On Thursday, Su, a Chinese national and U.S. citizen, will head to federal court in San Jose, looking to make the federal government pay millions of dollars for publicly revealing his national security status without giving him a chance to clear his name -- costing him his research role at NASA/Ames Research Center in Mountain View.

Given his heritage, Su considers himself collateral damage in an era when Chinese nationals often become prime targets of U.S. government efforts to counteract economic espionage, a source of major concern in Silicon Valley. Su likens his case to that of Wen Ho Lee, the Chinese scientist once accused of stealing U.S. nuclear secrets who later settled a privacy case against the federal government and media organizations for $1.6 million.

Su's unusual story will unfold before U.S. District Judge Edward Davila, who is conducting the trial without a jury over the next two weeks.

Su's suit is simple: He denies being a security threat, stresses that he never conducted security-sensitive research and claims his reputation was ruined when his NASA/Ames bosses revealed to his colleagues that the FBI had identified him as a security threat.

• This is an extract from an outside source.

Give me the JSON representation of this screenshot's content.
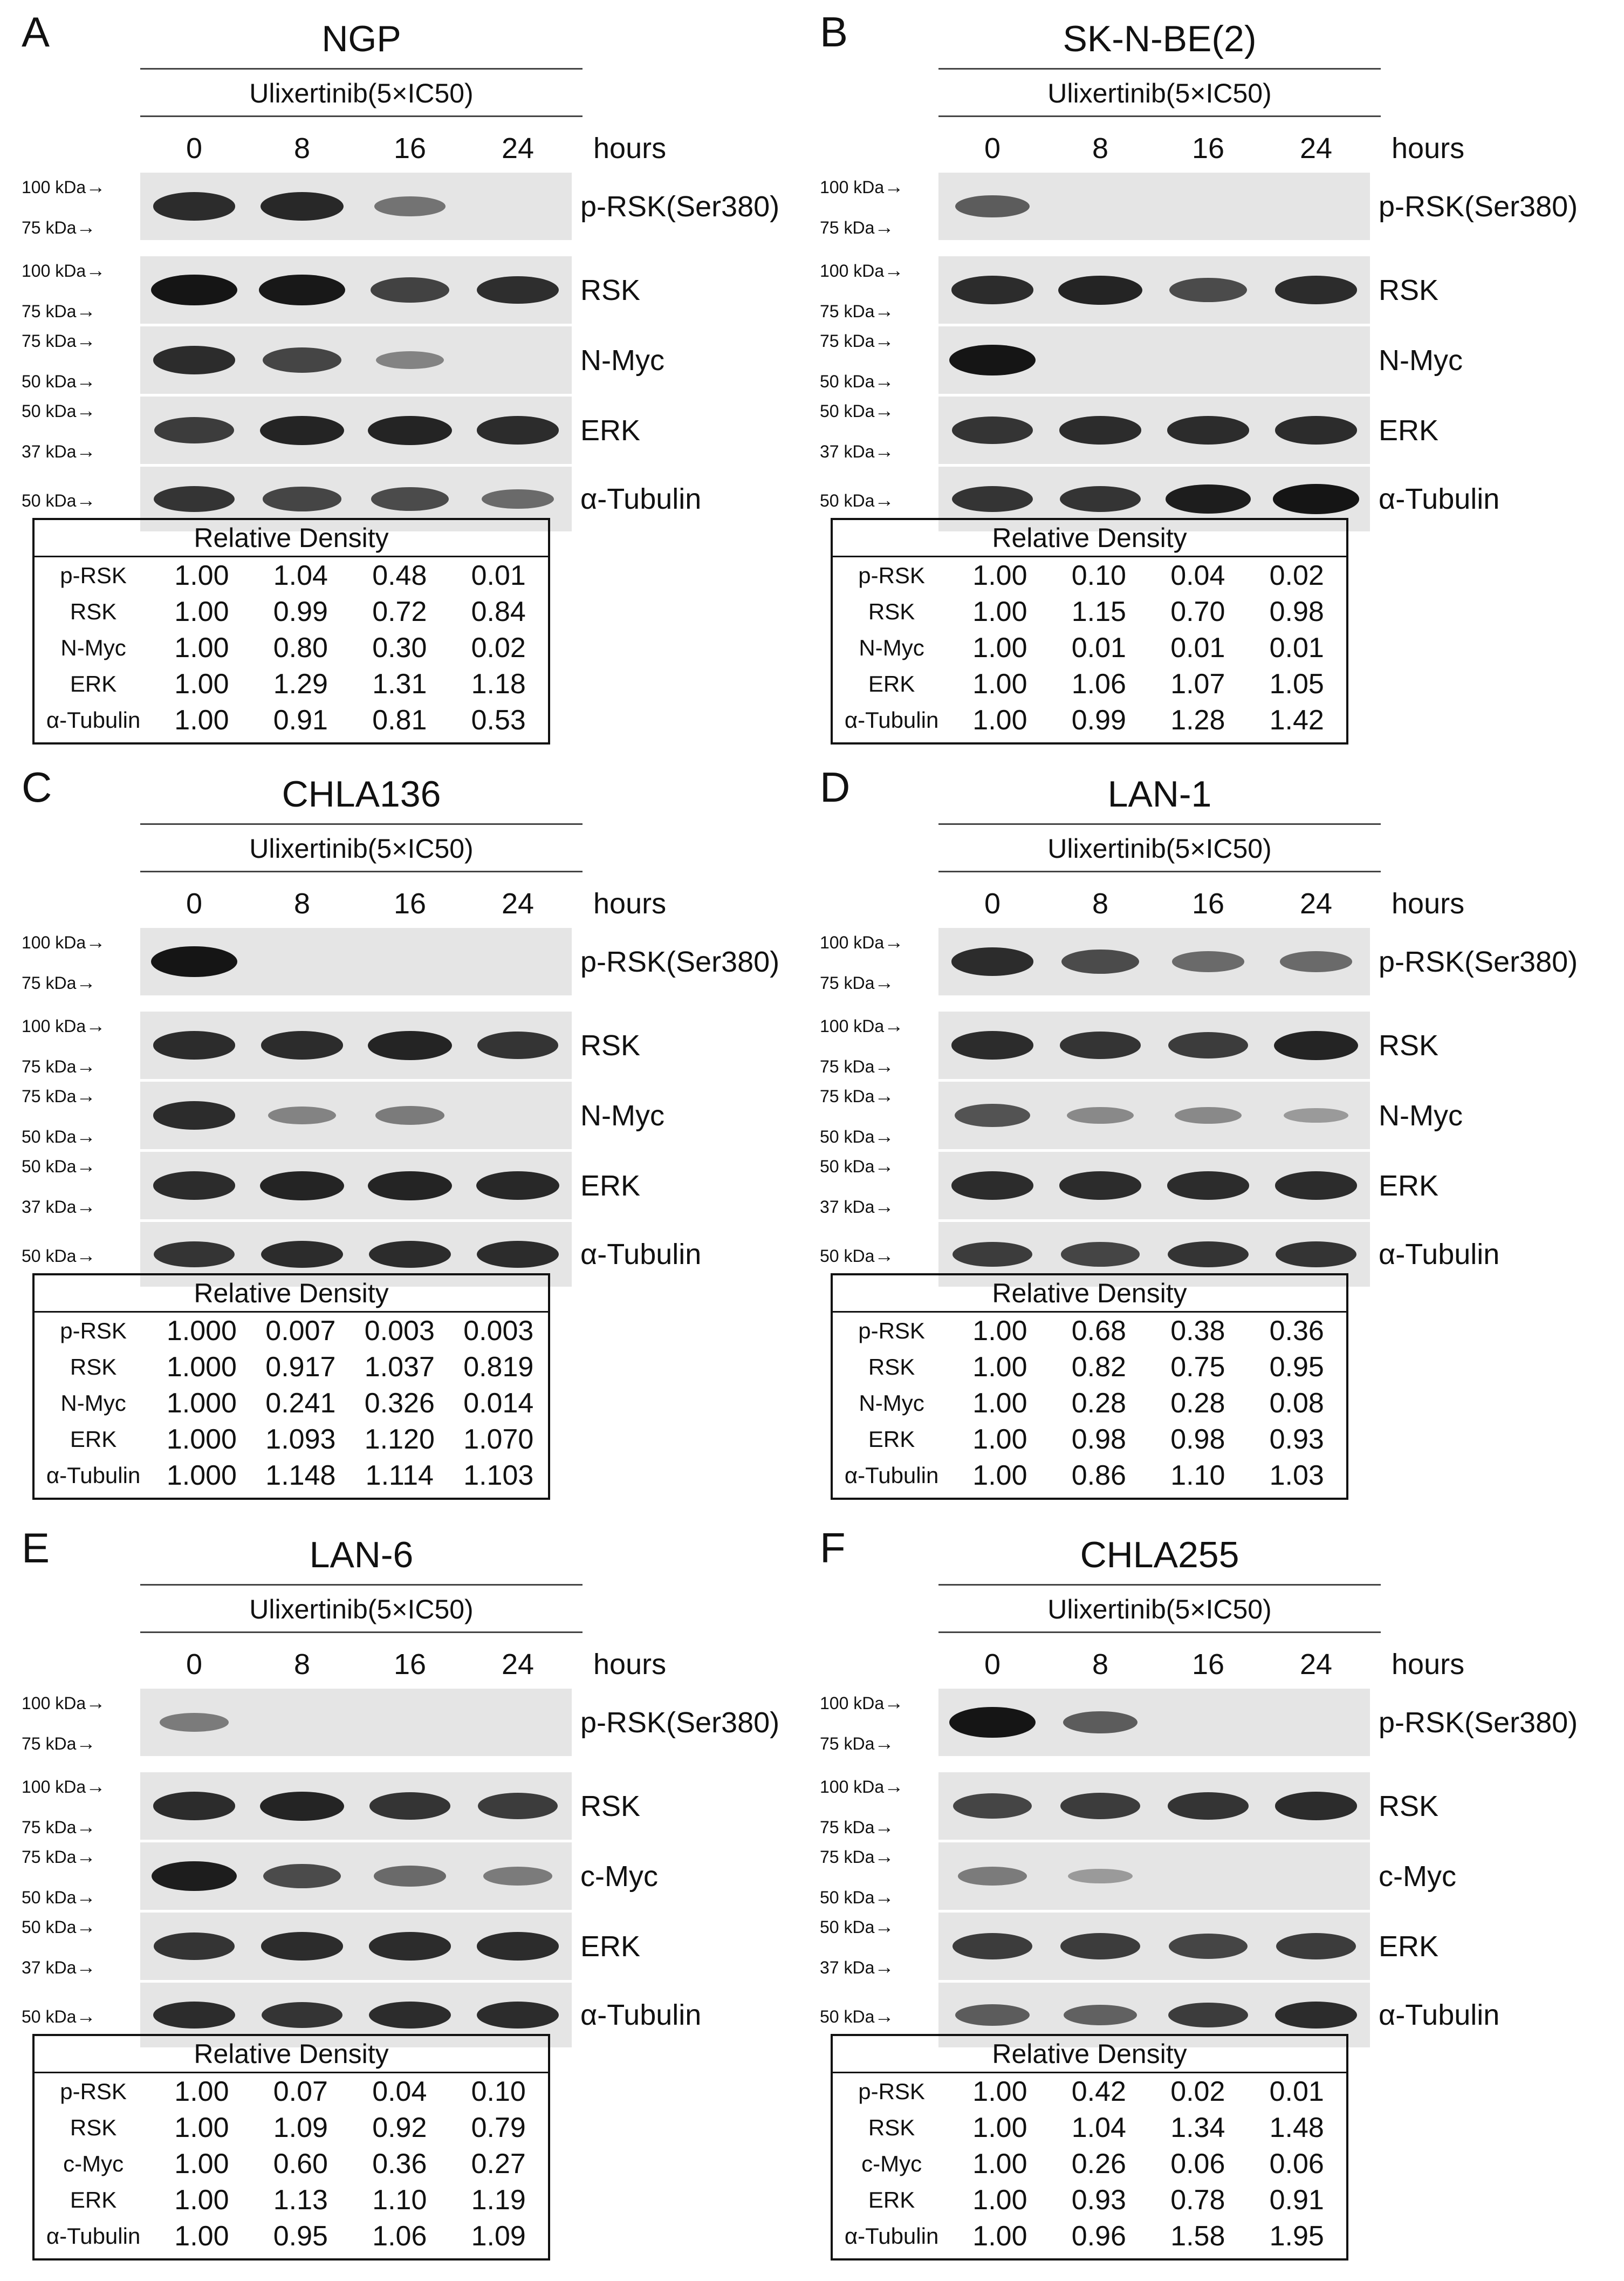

Su, through his attorneys, declined to comment. But in a deposition, the 51-year-old with a Ph.D. in agronomy testified that the disclosures clouded his life, leaving people with the impression "this guy must be doing something wrong."

"I'm every day been thinking I'm a security-risk person, labeled by people," he testified. "This is huge impact, and hardship to my family."

The U.S. Justice Department does not comment on pending trials. But in court papers, federal lawyers deny violating Su's privacy rights, and reject the argument that the disclosures harmed him, noting that he has kept his same job with UC Santa Cruz, securing raises and positive job reviews.

The government also argues it had a "significant security interest" in disclosing the information to NASA/Ames officials and colleagues to protect against security breaches at the center.

Su began agricultural research for federal projects in 2002, and was part of a NASA/Ames contract awarded to a UC Santa Cruz team in 2005. Court papers show that the FBI interviewed Su as early as 2003, although there is no public account of why he was later deemed a security risk; there are references, however, to Su's ties to China.

But the FBI sent a memo to NASA/Ames in 2008 telling Su's bosses that he was a national security threat, prompting the center to strip Su of his security clearance and bar him from the federal job site. This was a year after NASA/Ames honored Su for his work with other researchers aiding firefighters who battled major Southern California wildfires in 2006.

Su's case centers on the legal claim that NASA/Ames officials violated his privacy rights when they told dozens of his colleagues that he had been barred from the research center because the FBI declared him a security risk. This included a supervisor's remark, Su claims, that the colleagues should not "take money from a foreign government and then deny it."

Earlier in the case, Davila rejected the government's bid to dismiss the privacy claim.

"The court is at a loss to understand how Su would not have a legally protected privacy interest in an investigative determination by United States agencies that he is a security risk," the judge wrote in November.

"Su's privacy interest appears particularly strong given his Chinese heritage and (the) implication (he) took money from a foreign government."